Conforme os autos, a enfermeira cumpria uma rotina que somava até 119 horas semanais. O regime combinava o expediente diurno regular com períodos de sobreaviso noturno ininterruptos. O hospital negou as irregularidades, mas o laudo pericial e depoimentos confirmaram que a profissional era acionada de madrugada e precisava iniciar o turno normal às 7h da manhã seguinte, sem qualquer intervalo compensatório.
ESCRAVIDÃO MODERNA
A juíza Karla Santuchi, titular da 4ª Vara do Trabalho de Belo Horizonte, fundamentou a decisão no artigo 149 do Código Penal. Segundo a magistrada, a configuração de trabalho escravo na era moderna não exige o cerceamento da liberdade física (como correntes ou vigilância armada), bastando a submissão do trabalhador a condições extenuantes.

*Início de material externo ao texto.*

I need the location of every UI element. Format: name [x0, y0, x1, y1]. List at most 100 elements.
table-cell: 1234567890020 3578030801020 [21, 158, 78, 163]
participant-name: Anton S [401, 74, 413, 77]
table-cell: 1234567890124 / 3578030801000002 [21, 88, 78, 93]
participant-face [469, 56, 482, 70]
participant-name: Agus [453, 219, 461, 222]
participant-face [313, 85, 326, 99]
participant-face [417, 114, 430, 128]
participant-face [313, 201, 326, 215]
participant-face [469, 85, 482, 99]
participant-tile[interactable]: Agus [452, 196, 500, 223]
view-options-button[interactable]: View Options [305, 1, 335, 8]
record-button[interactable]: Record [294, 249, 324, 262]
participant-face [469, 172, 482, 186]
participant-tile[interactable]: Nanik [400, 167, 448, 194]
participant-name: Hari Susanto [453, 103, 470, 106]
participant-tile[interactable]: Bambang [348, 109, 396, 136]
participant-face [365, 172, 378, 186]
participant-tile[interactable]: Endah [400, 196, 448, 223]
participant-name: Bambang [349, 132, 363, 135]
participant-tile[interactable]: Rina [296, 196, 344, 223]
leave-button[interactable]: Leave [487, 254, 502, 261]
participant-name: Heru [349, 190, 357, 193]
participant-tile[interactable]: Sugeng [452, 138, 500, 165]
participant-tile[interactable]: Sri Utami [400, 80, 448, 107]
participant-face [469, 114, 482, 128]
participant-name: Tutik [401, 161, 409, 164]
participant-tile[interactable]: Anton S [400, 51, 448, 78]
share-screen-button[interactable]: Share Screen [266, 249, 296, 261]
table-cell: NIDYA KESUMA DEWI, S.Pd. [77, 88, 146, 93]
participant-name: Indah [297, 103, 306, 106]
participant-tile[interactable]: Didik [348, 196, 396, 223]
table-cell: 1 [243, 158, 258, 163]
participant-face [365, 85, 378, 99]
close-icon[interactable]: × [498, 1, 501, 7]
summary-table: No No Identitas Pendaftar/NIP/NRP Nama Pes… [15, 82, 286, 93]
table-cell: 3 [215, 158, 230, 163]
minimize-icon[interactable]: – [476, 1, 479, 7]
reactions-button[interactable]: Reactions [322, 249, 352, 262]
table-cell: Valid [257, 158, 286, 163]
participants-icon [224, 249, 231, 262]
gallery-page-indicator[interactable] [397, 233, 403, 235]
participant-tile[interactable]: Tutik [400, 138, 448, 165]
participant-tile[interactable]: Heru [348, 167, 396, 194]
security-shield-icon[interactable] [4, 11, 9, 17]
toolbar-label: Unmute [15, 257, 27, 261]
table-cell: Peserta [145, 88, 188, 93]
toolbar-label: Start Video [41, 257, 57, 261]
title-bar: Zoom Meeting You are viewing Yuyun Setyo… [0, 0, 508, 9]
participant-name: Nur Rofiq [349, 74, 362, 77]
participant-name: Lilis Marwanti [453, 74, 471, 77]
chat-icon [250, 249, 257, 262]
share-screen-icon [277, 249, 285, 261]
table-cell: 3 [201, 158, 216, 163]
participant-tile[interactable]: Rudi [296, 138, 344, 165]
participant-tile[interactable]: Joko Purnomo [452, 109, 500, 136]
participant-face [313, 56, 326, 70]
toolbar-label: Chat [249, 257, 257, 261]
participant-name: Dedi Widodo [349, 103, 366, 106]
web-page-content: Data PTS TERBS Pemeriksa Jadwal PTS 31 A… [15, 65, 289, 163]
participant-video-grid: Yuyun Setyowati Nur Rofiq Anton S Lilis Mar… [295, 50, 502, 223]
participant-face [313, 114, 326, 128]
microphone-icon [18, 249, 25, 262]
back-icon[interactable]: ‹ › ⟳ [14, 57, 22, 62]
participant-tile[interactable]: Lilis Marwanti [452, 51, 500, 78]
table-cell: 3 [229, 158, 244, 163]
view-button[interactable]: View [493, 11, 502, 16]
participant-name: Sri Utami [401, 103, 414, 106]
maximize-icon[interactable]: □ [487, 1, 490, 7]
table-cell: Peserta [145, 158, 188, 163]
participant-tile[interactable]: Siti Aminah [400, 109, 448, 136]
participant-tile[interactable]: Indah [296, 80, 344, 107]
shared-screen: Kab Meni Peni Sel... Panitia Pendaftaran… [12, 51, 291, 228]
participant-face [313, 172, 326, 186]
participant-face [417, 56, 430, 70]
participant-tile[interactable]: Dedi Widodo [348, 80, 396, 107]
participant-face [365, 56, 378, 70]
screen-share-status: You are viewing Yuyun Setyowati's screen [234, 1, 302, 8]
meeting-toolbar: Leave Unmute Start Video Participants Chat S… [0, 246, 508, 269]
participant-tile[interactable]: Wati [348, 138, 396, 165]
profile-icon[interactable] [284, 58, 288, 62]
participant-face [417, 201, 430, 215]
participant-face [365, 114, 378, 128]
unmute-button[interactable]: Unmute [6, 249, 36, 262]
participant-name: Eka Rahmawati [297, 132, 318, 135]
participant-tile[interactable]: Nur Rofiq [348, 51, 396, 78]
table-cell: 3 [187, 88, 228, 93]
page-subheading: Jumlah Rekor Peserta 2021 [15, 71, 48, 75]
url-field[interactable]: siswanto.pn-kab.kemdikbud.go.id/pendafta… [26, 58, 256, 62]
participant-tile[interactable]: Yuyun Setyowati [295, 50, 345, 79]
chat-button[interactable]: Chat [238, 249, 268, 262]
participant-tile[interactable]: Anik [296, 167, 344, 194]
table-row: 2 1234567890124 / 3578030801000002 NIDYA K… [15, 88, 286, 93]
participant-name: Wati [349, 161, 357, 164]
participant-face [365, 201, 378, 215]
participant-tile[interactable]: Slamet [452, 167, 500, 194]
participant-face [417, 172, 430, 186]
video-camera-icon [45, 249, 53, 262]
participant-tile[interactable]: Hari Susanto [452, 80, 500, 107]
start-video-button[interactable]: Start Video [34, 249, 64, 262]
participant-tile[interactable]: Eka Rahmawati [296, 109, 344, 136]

“A escravidão moderna não exige o cerceamento da liberdade para configuração do trabalho em condições análogas à de escravo, bastando apenas a submissão do trabalhador a condições extenuantes de trabalho”, destacou a juíza na sentença. Ela ressaltou que a enfermeira, com mais de 21 anos de serviço, era colocada sob pressão psicológica, sob o argumento de que a recusa em escalas extras poderia colocar em risco a vida de pacientes à espera de órgãos.
MEDIDAS INSTITUCIONAIS
A sentença apontou que o hospital ignorou normas de saúde e segurança, falhando em implementar programas de gerenciamento de riscos e negando tentativas de revisão da escala, que já durava quase 20 anos no setor de captação de órgãos. A magistrada enfatizou que o convívio social e familiar da trabalhadora foi severamente prejudicado pela impossibilidade de descanso efetivo.
Além da indenização por danos morais, o hospital foi condenado a pagar horas extras e adicionais (sobreaviso, noturno e interjornadas), descansos semanais não concedidos em dobro e verbas rescisórias devidas pela rescisão indireta.
DIREITOS MÍNIMOS
O Tribunal Regional do Trabalho da 3ª Região (TRT-MG) analisou o recurso do hospital e manteve, por unanimidade, o valor da indenização e o reconhecimento das condições degradantes. Os magistrados da 11ª Turma realizaram apenas um ajuste técnico, afastando o pagamento de um adicional sobre o tempo de captação que ocorria dentro da jornada normal, por entenderem que esse período já era coberto pelo salário ordinário.
Para a relatora do recurso, juíza convocada Ângela Castilho Rogêdo Ribeiro, a conduta da instituição ultrapassou os limites do poder diretivo. “Ao ignorar normas de ordem pública que visam proteger os direitos mínimos do trabalhador, a empresa incorreu em responsabilidade civil pelos danos morais causados”, finalizou.